Anne Imhof - Press photo
ROME- 13 May 2017: German contemporary artist Anne Imhof won the Golden Lion for best National Participation at the Venice's Biennale Saturday for her provocative "Faust", a dark reflection on modern society.
Black-clad performers in low-ceilinged symbolic glass cages writhe around under the transparent floor as visitors walk above them.
Jury president Manuel Borja-Villel praised the show, which makes up the entirety of Germany's pavilion and opened to the public on Saturday, as "a powerful and disturbing installation that poses urgent questions about our time".
Doberman dogs stand guard as the troupe crawls to musical beats amid scattered sex cuffs and chains, or industrial sinks and hoses, in a performance with a hint of sadomasochism and a sharp odour of hospital disinfectant.
Imhof, born in Giessen in 1978 and based in Frankfurt, shot to fame in Germany in 2013 with her first solo exhibition, a live performance with donkeys and actors hemmed into an invisible enclosure.
Described by the Frankfurter Allgemeine Zeitung daily as the "find of contemporary art", she is regularly invited to the Hamburger Banhof in Berlin, one of Germany's largest museums of contemporary art, and has exhibited in both Paris and Montreal.
The pavilion's curator Susanne Pfeffer said the work, which featured Imhof's partner Eliza Douglas, explored the theme of power, exclusion and contemporary life.
"The bodies are subjects in an eternal battle with their objectification... They seem to be always on the point of transforming into consumable images; they aspire to become digital merchandise," she said.

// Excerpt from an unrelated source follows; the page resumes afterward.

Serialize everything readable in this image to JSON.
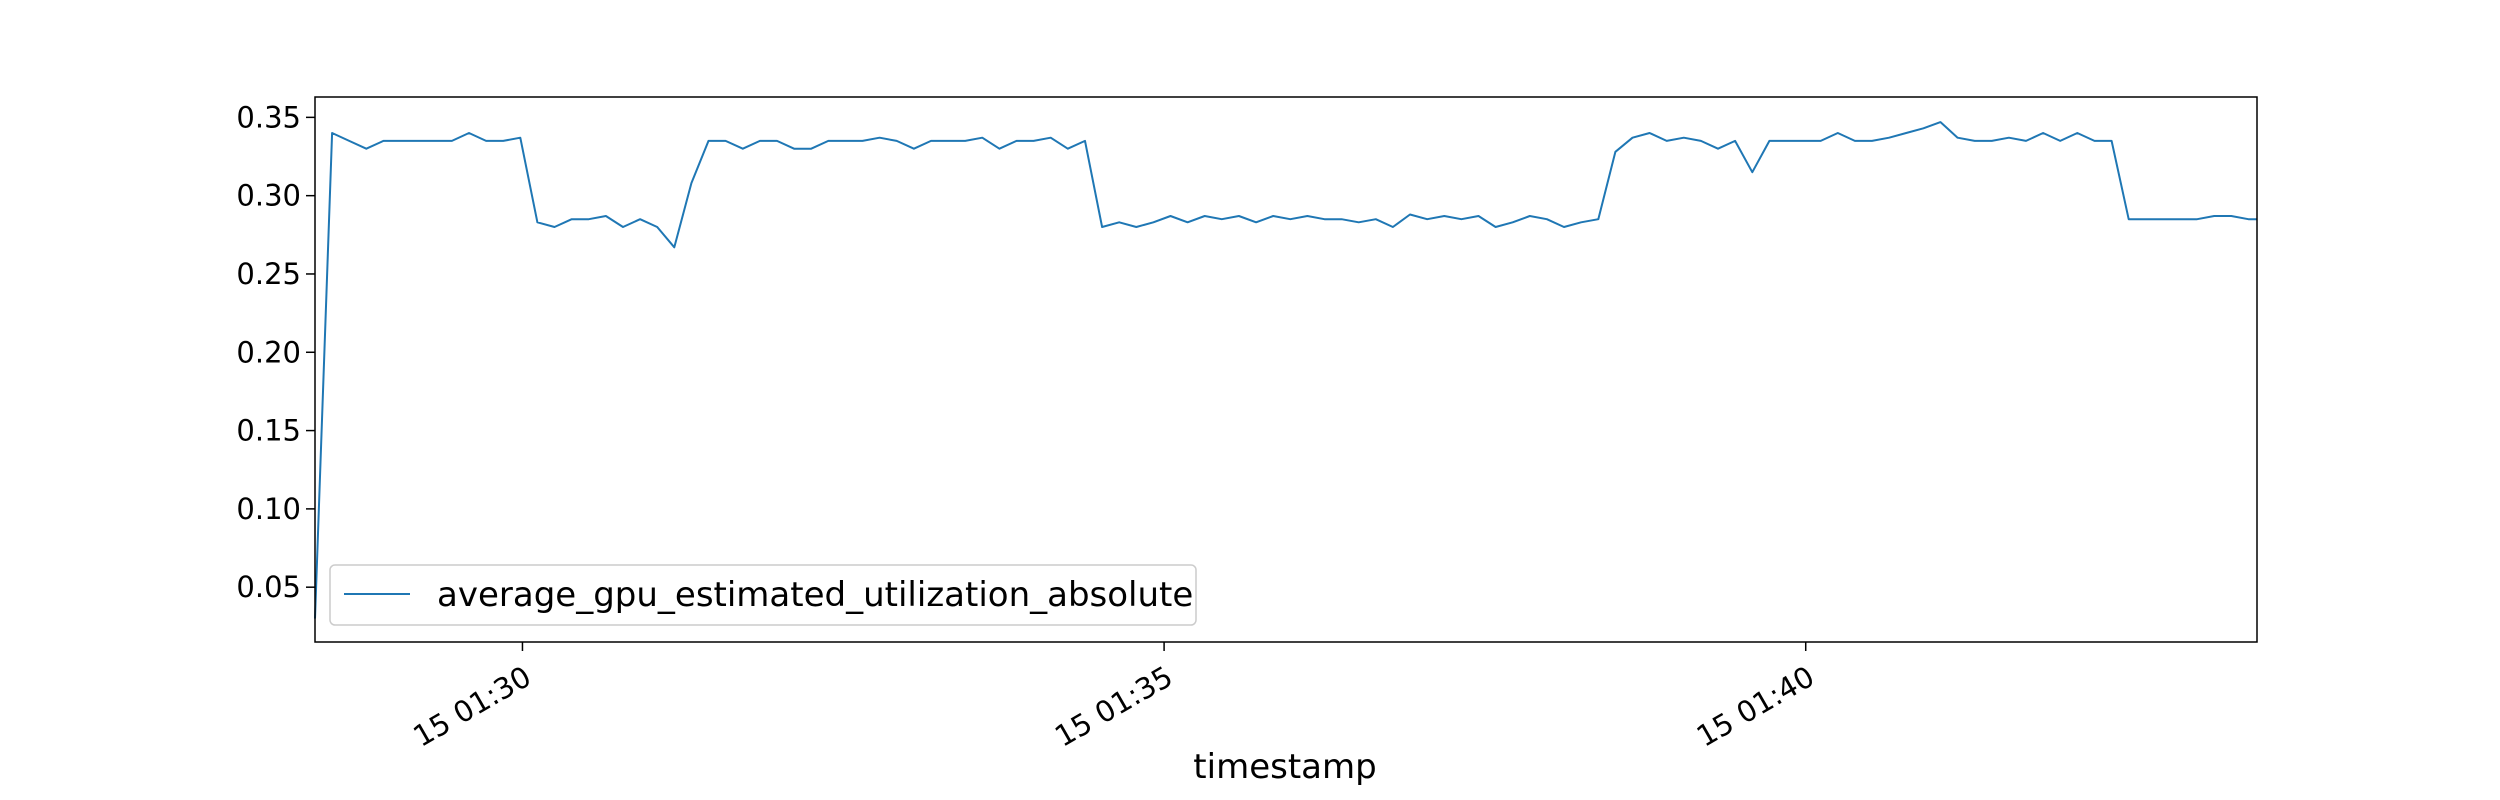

Imhof's performances are notable not only for their length -- each lasting several hours -- but also their exploration of movement and the effacement of boundaries between performers and public.
One recurring theme is the "gang", whereby actors form a compact group, which can include or exclude the public.
Germany was also represented at the Biennale by fellow contemporary artist Franz Erhard Walter, 77, and the country's foreign minister Sigmar Gabriel on Saturday was quick to congratulate the pair on work that "helps think differently about social spaces".
The 57th Biennale art festival runs in the northern Italian city until November 26.
Among those exhibiting are pioneering US fiber artist Sheila Hicks, West German-born American Kiki Smith and Danish-Icelandic artist Olafur Eliasson, the man behind the vast sun at Britain's Tate Modern in 2003 and the New York waterfalls in 2008.